Excuse me?! You learned nothing today? What about the math, history, the book you read, the writing summary you made, the spelling test you aced? The list goes on, I can think of many things you learned today and would be happy to jump in and answer this question!
Unfortunately, the question wasn’t directed towards me. I get an entirely different question, “Are you sure they aren’t behind?”
Now, here’s the part where I admit I have a temper. This question completely irked me. And it wasn’t made better by being asked this question on multiple occasions.
My husband’s question is coming from a place of deep concern and love for his children and their education. He knows how hard I work, but what he doesn’t get to see everyday is how our children are learning. He doesn’t get to witness the moments where things click, he doesn’t grade the worksheets. He just hears that they learned “nothing” today.
But I couldn’t figure out a good way to help him understand what we did. I coached the children on what to say when Daddy came home and asked during dinner how school went.

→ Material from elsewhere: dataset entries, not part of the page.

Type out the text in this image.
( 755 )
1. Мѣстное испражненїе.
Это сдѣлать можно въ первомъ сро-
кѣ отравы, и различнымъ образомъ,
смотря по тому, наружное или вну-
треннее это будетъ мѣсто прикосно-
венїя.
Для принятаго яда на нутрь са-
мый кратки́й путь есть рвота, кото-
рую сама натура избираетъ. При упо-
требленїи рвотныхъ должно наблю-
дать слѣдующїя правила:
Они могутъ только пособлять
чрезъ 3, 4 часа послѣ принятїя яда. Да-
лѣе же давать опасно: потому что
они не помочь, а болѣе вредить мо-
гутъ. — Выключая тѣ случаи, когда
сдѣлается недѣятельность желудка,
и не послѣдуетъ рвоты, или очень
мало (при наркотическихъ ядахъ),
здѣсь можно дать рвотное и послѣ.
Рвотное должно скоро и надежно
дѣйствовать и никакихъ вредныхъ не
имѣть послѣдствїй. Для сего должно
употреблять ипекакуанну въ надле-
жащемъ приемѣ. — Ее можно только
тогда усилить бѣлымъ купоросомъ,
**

This wasn’t helpful as it was clearly rehearsed and was not showing what they learned.
Going over the worksheets wasn’t really helpful either.
Then one day, I didn’t erase the white board. It had the date, abbreviation and different parts of math and grammar that we had gone over for the day. Somehow Jordan made sense of this crazy white board, and then during dinner he changed his question. Instead of asking Sydney, “What did you learn today?” he asked her, “How many numbers can you have in the ones column before you have to carry over?“and “What is an adjective?”

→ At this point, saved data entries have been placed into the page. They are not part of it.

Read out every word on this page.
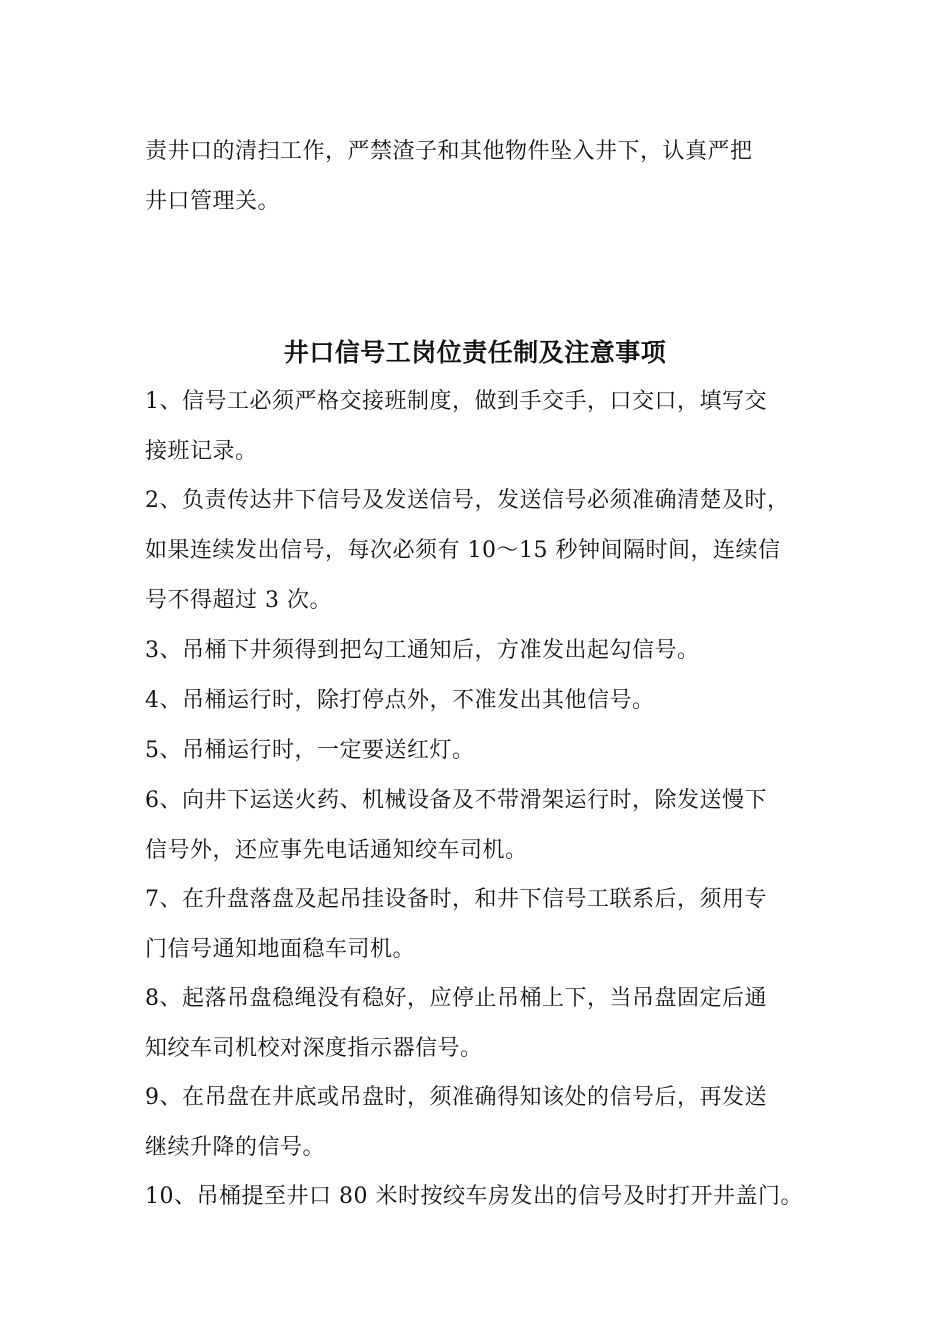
责井口的清扫工作，严禁渣子和其他物件坠入井下，认真严把
井口管理关。

井口信号工岗位责任制及注意事项

1、信号工必须严格交接班制度，做到手交手，口交口，填写交
接班记录。

2、负责传达井下信号及发送信号，发送信号必须准确清楚及时，
如果连续发出信号，每次必须有 10～15 秒钟间隔时间，连续信
号不得超过 3 次。

3、吊桶下井须得到把勾工通知后，方准发出起勾信号。

4、吊桶运行时，除打停点外，不准发出其他信号。

5、吊桶运行时，一定要送红灯。

6、向井下运送火药、机械设备及不带滑架运行时，除发送慢下
信号外，还应事先电话通知绞车司机。

7、在升盘落盘及起吊挂设备时，和井下信号工联系后，须用专
门信号通知地面稳车司机。

8、起落吊盘稳绳没有稳好，应停止吊桶上下，当吊盘固定后通
知绞车司机校对深度指示器信号。

9、在吊盘在井底或吊盘时，须准确得知该处的信号后，再发送
继续升降的信号。

10、吊桶提至井口 80 米时按绞车房发出的信号及时打开井盖门。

With these specific questions at hand (based on the white board notes) Sydney would instantly tell him the answer, without me helping her along, without sounding rehearsed and without sounding irritated at being asked to go through her entire school day.
It kept Jordan involved, and it helped give him ideas of what exactly he needed to be asking, which made him feel more confident that we aren’t behind. Oh, and that we truly were accomplishing something during the day.
Now, some days there are no white board notes. Some days we just use the white board to write the date, and that’s it. That’s okay, we don’t always have to talk about school, but it is awesome that we found a way to keep dad in the loop.